Lope de Vega representa como ningún otro al hombre español de su siglo, con toda sus grandezas y su orgullo (algunas veces un loco orgullo), con su generosidad y sus flaquezas y desdichas.
Fuenteovejuna, El caballero de Olmedo, El castigo sin venganza, Peribáñez y el Comendador de Ocaña, El perro del hortelano, El villano en su rincón, El mejor alcalde el Rey, La dama boba son tan sólo algunos de sus títulos más famosos.
Su punto de partida casi siempre es una ofensa causada por alguien al sentimiento del honor.

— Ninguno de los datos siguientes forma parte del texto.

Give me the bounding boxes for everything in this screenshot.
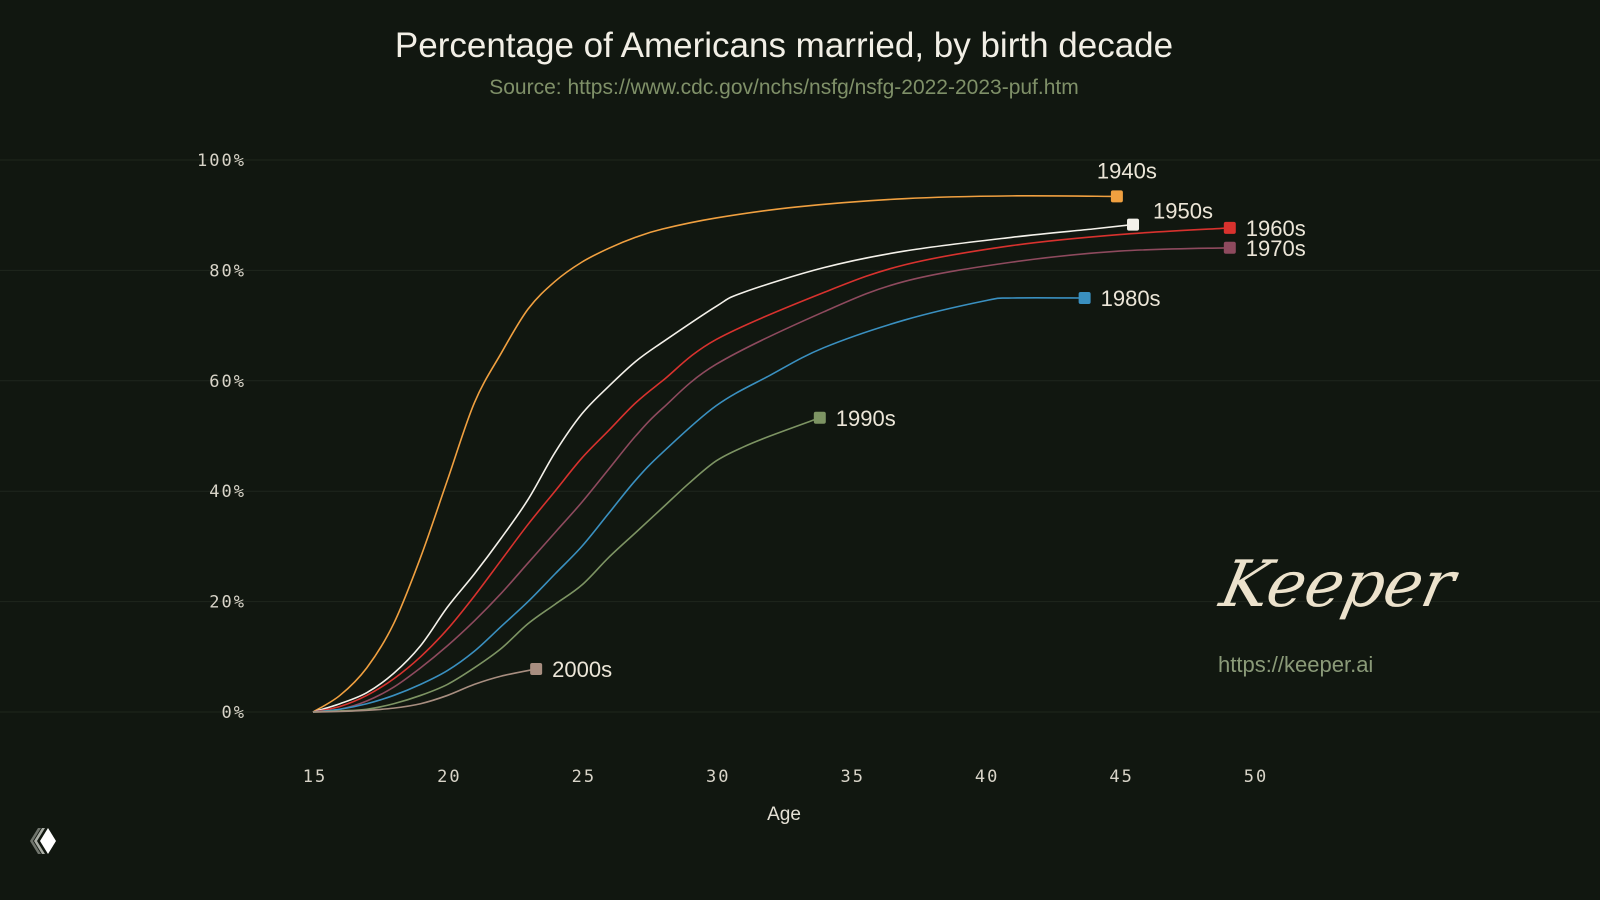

Un amor contrastado, los abusos de un gobernador, la honradez de un alcalde, un pueblo que se rebela justamente contra el poder: estos son, en líneas generales, sus argumentos, que además de sus valores artísticos, nos muestran de manera convincente cuales eran los problemas de la España de aquel tiempo, de la España barroca; o sea de que el gran conflicto que acompañó primero su encumbramiento y después su decadencia, fue, sobre todo por un lado, un conflicto entre la vida como religiosidad y la vida como acción, y entre sentimientos privados y sentimientos colectivos y públicos, por otro.

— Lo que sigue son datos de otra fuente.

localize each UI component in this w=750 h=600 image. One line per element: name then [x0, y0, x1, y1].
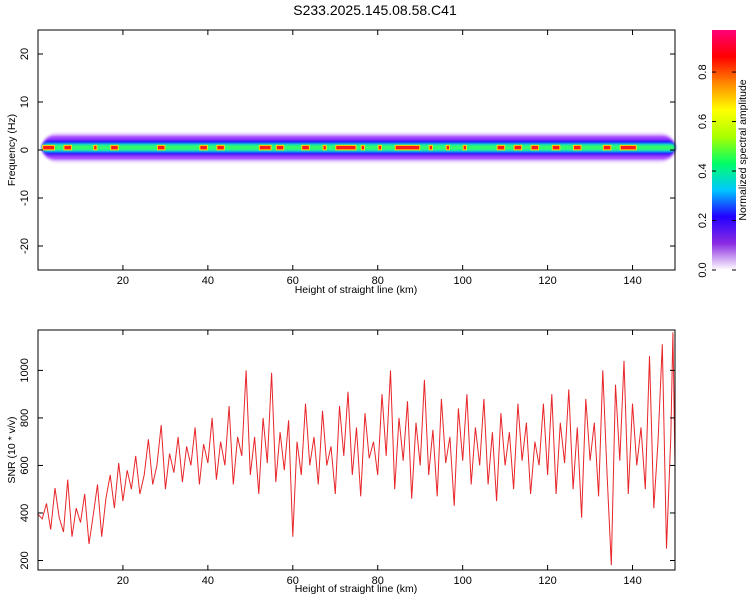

Lope es el intérprete más autorizado de esta historia interior de la nación. Y lo es precisamente porque nunca olvida darnos de cada sentimiento, incluso de los más nobles, su inmediata interpretación a nivel popular.
Sus reyes y alcaldes son justos siempre que representan y encarnan una manera de ver las cosas específicamente española; siempre que juzgan y resuelven las cuestiones basándose en la tradición del honor y del hombre.
Es en este sentido en el que Lope, dividido entre la Edad Media y los significados de su tiempo, intenta unificar y fundir en un solo resultado dos formas opuestas de sentir.
No puede decirse que siempre lo consiga, pero siempre que lo logra penetra vivamente en la realidad española.
De modo que a su muerte, ocurrida en 1635, el teatro español pudo apoyarse en su obra como si se tratara del robusto tronco de una encina.